US-Terrorwarnung basiert auf alten Informationen Dienstag 3 August, 2004 19:06 CET
New York/Washington (Reuters) - Die jüngsten Warnungen vor möglichen Anschlägen der Al-Kaida-Gruppe auf US-Finanzzentren beruhen zum großen Teil auf Jahre alten Informationen. Heimatschutz-Minister Tom Ridge rechtfertigte die verschärften Sicherheitsvorkehrungen am Dienstag dennoch und stellte klar, die Bedrohung bestehe immer noch.
Al-Kaida habe ihre früheren Erkenntnisse über zentrale Gebäude der Finanzwelt im Januar dieses Jahres auf den neuesten Stand gebracht, sagte Ridge in der Zentrale der Citigroup in New York, die zu den Anschlagszielen gehören soll. Eine politische Motivation im Zusammenhang mit der Präsidentenwahl im November wies Ridge von sich. "Wir machen im Ministerium für Heimatschutz keine Politik." Er ergänzte: "Das hat nichts mit Politik zu tun. Es hat zu tun mit Vertrauen in die Regierung."
Ridge sagte außerdem, es gebe keine Informationen darüber, für welchen Zeitpunkt ein möglicher Anschlag geplant sei. Es gebe auch keine Hinweise darauf, dass Al-Kaida in jüngster Zeit noch einmal die bedrohten Gebäude beobachtet habe. Fran Townsend, Heimatschutz-Beraterin des Präsidialamts, hatte zuvor im Fernsehsender "ABC" erläutert: "Was wir von den Angriffen vom 11. September gelernt haben, ist, dass sie (die Pläne) Jahre im Voraus erstellen und sie dann vor der Ausführung der Angriffe ergänzen." Die Informationen über die Beobachtungen von Al-Kaida im Januar habe die Regierung vor weniger als 72 Stunden von Pakistan erhalten. "Wir waren der Überzeugung, wir müssten das an das amerikanische Volk weitergeben, damit es sich schützen kann", sagte sie.

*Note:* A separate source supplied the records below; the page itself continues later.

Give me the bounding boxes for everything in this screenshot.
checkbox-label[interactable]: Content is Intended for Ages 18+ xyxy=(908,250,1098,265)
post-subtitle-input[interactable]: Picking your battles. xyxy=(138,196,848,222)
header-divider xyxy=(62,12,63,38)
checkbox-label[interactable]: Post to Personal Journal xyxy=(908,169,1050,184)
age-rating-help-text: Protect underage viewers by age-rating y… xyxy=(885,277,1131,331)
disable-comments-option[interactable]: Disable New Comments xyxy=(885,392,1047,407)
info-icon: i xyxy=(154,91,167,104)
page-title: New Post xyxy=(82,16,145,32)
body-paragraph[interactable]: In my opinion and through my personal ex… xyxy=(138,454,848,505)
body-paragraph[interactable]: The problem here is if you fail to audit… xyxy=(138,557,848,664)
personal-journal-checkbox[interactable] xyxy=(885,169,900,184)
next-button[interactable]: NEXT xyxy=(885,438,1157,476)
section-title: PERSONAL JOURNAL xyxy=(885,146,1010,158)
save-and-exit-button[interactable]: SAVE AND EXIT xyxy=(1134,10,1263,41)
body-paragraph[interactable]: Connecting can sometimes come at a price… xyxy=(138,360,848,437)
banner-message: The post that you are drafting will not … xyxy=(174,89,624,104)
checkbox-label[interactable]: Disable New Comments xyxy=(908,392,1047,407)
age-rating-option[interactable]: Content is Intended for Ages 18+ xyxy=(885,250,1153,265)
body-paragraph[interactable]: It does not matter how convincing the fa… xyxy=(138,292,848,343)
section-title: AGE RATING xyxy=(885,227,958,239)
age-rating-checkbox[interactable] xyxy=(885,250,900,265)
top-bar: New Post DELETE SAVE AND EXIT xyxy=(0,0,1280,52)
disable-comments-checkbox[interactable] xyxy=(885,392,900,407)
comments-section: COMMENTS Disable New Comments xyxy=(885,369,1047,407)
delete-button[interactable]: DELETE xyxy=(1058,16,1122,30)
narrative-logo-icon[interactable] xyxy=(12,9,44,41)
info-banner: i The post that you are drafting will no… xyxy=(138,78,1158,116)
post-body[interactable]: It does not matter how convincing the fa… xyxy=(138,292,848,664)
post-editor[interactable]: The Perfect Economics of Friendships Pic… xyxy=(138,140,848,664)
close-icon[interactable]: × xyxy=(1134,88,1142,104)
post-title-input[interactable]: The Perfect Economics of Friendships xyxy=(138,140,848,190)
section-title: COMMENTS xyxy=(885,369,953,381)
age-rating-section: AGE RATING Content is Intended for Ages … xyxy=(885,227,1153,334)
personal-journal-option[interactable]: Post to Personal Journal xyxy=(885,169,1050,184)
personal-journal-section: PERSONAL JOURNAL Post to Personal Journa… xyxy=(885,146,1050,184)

ZEITUNG: VIELE INFORMATIONEN WAREN FREI ZUGÄNGLICH
In der "New York Times" hieß es unter Berufung auf US-Geheimdienst- und Regierungskreise, das meiste beschlagnahmte Material sei vor dem 11. September 2001 erstellt worden. Die "Washington Post" berichtete ebenfalls unter Berufung auf Regierungskreise, viele der Informationen seien über offene Quellen wie das Internet frei zugänglich. "Was wir gefunden haben, ist eine Sammelaktion und nicht der Beginn eines Angriffs", zitierte die "Washington Post" aus den Kreisen. Ein Regierungsbeamter sagte der "New York Times": "Man kann sagen, dass der Großteil dieser Informationen alt ist. Aber wir wissen, dass Al-Kaida sammelt, sammelt und sammelt."
Die US-Sicherheitsbehörden hatten am Sonntag vor Anschlägen auf Finanzzentren wie die New Yorker Börse, den Internationalen Währungsfonds (IWF) und die Weltbank gewarnt. In Washington war daraufhin die zweithöchste Sicherheitsstufe "Orange" verhängt worden. Die Dokumente, Computerdateien und Berichte waren Behörden zufolge Ende Juli bei der Festname des mutmaßlichen Computer-Experten der Al-Kaida Muhammad Naeem Noor Khan, alias Abu Talha, sichergestellt worden. Aus pakistanischen Sicherheitskreisen verlautete, in den vergangen 24 Stunden seien zwei weitere mutmaßliche Al-Kaida-Mitglieder festgenommen worden.
In britischen Zeitungen wurde berichtet, dass ein Teil der Unterlagen auch auf eine Bedrohung Großbritanniens hindeuteten. Spezifische Ziele seien jedoch nicht bekannt. Die oppositionellen Konservativen forderten Premierminister Tony Blair auf, wie die USA die Sicherheitsmaßnahmen zu verstärken. "Die Einsatzpläne werden nicht geändert", verlautete dagegen aus britischen Regierungskreisen. "Wenn wir das Gefühl haben, dass wir zusätzliche Beamte einsetzen müssen, werden wir das tun." Die Bundesregierung hatte erklärt, es gebe keine Änderung der Bedrohungslage.